In 2020, the van-size spacecraft performed a "touch and go" maneuver -- sort of like a chest bump in space -- and swiped a few ounces of material from the space rock, which is really a pile of rubble held together by its own gravity. Osiris-Rex lingered around Bennu until 2021, when it started its two-year journey back to Earth. 

Enlarge Image

This graphic shows the events that happen between the time the Osiris-Rex spacecraft releases its sample capsule to the time the capsule lands in the Utah desert. 

Lockheed Martin

Since launching on Sept. 8, 2016, Osiris-Rex has traveled billions of miles to Bennu and back. It is the first such mission led by NASA. Japan's space agency sent two spacecraft, named Hayabusa and Hayabusa 2, to collect and deliver samples from asteroids Itokawa and Ryugu, respectively. 

In Houston, the sample will undergo preliminary analysis and be unveiled on Oct. 11 in a livestreamed news conference. It's hoped the sample will provide scientists with a window into the birth of the solar system, including the sun and planets, some 4.5 billion years ago. 

As for the main spacecraft, it isn't done. After sending its treasure to the surface, Osiris-Rex fired its engines to avoid smashing into the atmosphere. It will now continue on to its next target, the asteroid Apophis, under the new moniker Osiris-Apex (Osiris-Apophis Explorer).
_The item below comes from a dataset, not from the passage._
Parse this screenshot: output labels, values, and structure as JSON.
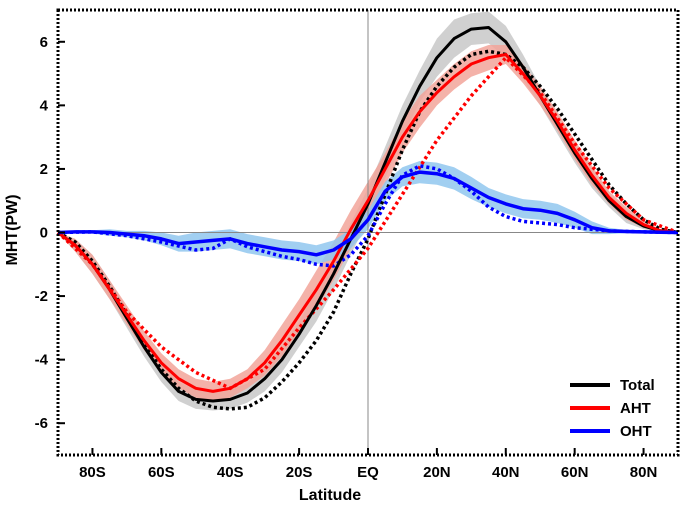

The vehicle isn't equipped to collect and deliver another sample, but it may try to blast the asteroid with its gas thrusters in an attempt to dislodge dust and other small bits for study. 

Apophis is an important target because it's considered a potentially hazardous asteroid. While any chance of it impacting Earth in the next century has been ruled out, it will be worth keeping a close eye on for centuries to come.